En una tarde de vinilos y cafés largos, Guillermo 'Willy' Bárcenas se abre con una sinceridad que sorprende. Lejos del estereotipo del rockero desenfrenado, el cantante de Taburete revela una faceta introspectiva, casi filosófica, que contrasta con su imagen pública. Hoy, más que nunca, está en un proceso de autoconocimiento y disciplina, donde la música no es solo su profesión, sino su salvación.
La entrevista comienza en una tienda de discos detrás de Callao, un escenario simbólico: entre vinilos de Judas Priest y Manolo y Ramón, Willy se mueve con naturalidad, como si cada portada fuera una página de su propia historia. Algunos le miran con extrañeza —¿un cantante de pop-rock con gustos tan eclécticos?—, pero a él le da igual. Lo que otros piensen no le define. Ya ha aprendido a vivir con las miradas, los comentarios y hasta los insultos en la calle. “Me importa tres huevos”, dice con una sonrisa que no es de desafío, sino de liberación.
Su pasado familiar no fue fácil. En casa, las tensiones eran constantes, y la música se convirtió en su refugio. “Yo lo pasaba mal con lo que tenía en casa. La música conseguía que me olvidase y que lo supiese llevar”, confiesa. No era solo entretenimiento: era terapia. Hoy, sigue en ese camino, pero con más herramientas. Toma clases de canto y piano, apuesta por la disciplina y ha dejado atrás el desmadre por el desmadre. “Ya me lo sé”, dice, como quien reconoce un viejo hábito que ya no le sirve.
Uno de los temas centrales de su nuevo trabajo es “El perro que fuma”, un título que puede sonar absurdo, pero que encierra una profunda metáfora personal. El nombre proviene de un risco en la Sierra de Gredos, un lugar que Willy ha visitado en sus rutas de trekking. Pero también es una referencia a una cordada de alpinistas de hace décadas, y a un poema de Antonio Fernández Molina. Para él, ese perro que fuma representa la parte de sí mismo que se resiste al cambio, que se aferra a lo conocido, aunque sea dañino.
“Creo que todos tenemos un perro que fuma”, explica. “Es esa limitación que te pones dentro para no hacer las cosas que sabes que te hacen feliz de verdad”. Es la lucha interna entre lo que quieres ser y lo que no puedes dejar de ser. A veces, sabes que lo mejor es quedarte en casa, descansar, protegerte… pero algo —un impulso, una tentación, un miedo— te empuja a tomar decisiones que luego te arrepientes.
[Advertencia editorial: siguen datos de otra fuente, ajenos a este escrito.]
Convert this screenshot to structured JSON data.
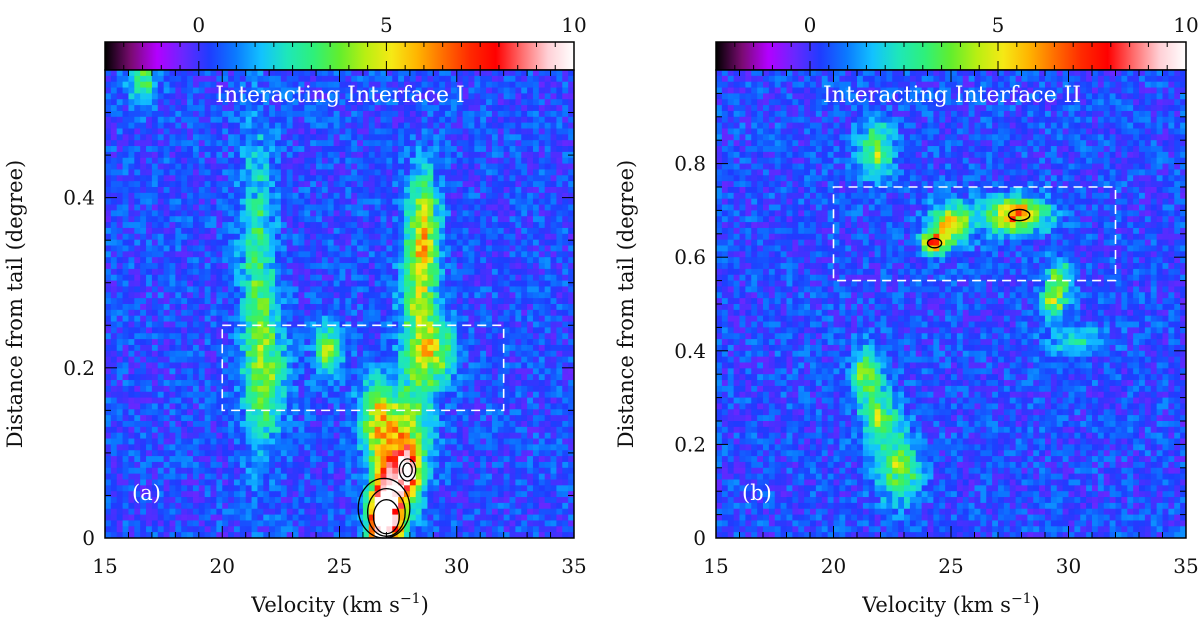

Willy no se juzga por eso. Al contrario: lo acepta como parte de su naturaleza.
“Con los años he ido domando a ese perro, pero sigue pegando sus coletazos”, reconoce. Y añade: “Hay que aprender a vivir con ello”. No se trata de eliminarlo, sino de convivir con él, de entenderlo. Es una reconciliación permanente, como le dijo una amiga psicóloga: todos tenemos un lado eros —el que nos quiere, nos cuida— y un lado tánatos —el que nos autodestruye, nos pone en riesgo—. Willy lo vive en carne propia. “La cagas continuamente, y vuelves a pisar la misma piedra, pero es que uno es como es”, dice con una mezcla de resignación y aceptación.
Pero no todo es lucha. Willy está en un momento de equilibrio. “Compenso bastante bien todas las facetas de mi vida”, afirma. Ya no es solo el chico que se escapaba de casa con una guitarra. Es un artista en constante evolución, que entiende que el talento no basta: hay que trabajar, estudiar, madurar. Y lo hace con una mezcla de seriedad y humor, de introspección y energía. Su madre le dejó el nervio en las venas, dice, y su padre, la calma. Esa dualidad lo define.
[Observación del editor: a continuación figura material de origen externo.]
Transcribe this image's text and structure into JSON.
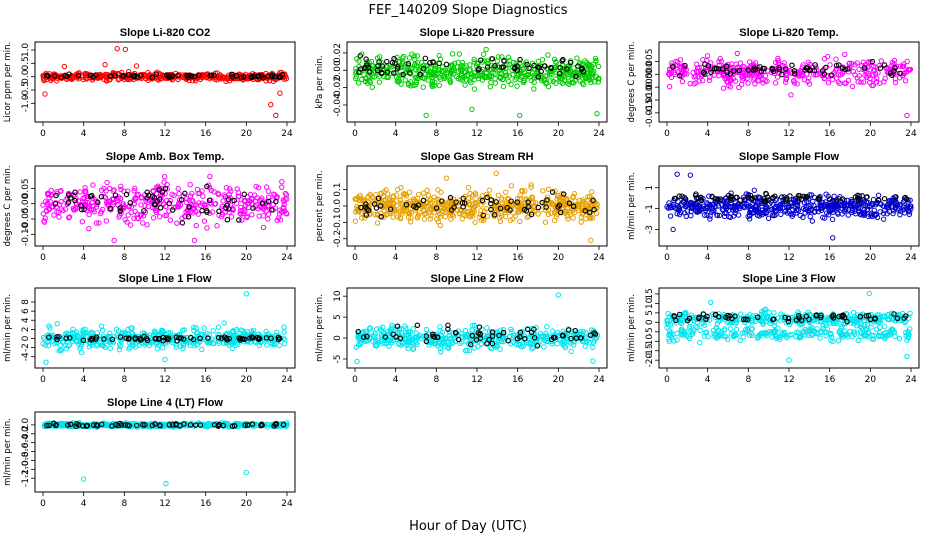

En la entrevista, también habla de su relación con la fama, con las críticas, con las expectativas. “La gente que no me conoce y piensa que soy un gilipollas o diga que mi música es una mierda me da igual”, asegura. No busca agradar a todos. Busca ser auténtico. Y en ese proceso, ha descubierto que la música no solo le salvó del pasado, sino que le está construyendo un futuro más consciente, más profundo.
Willy Bárcenas no es un héroe. Es un hombre que ha aprendido a vivir con sus demonios, a convertirlos en canciones, en metáforas, en arte. Y en ese camino, ha encontrado una paz que no es la ausencia de conflicto, sino la aceptación de que el conflicto forma parte de la vida. La música sigue siendo su refugio, pero ahora también es su herramienta de transformación. Y eso, quizás, es lo más valiente de todo.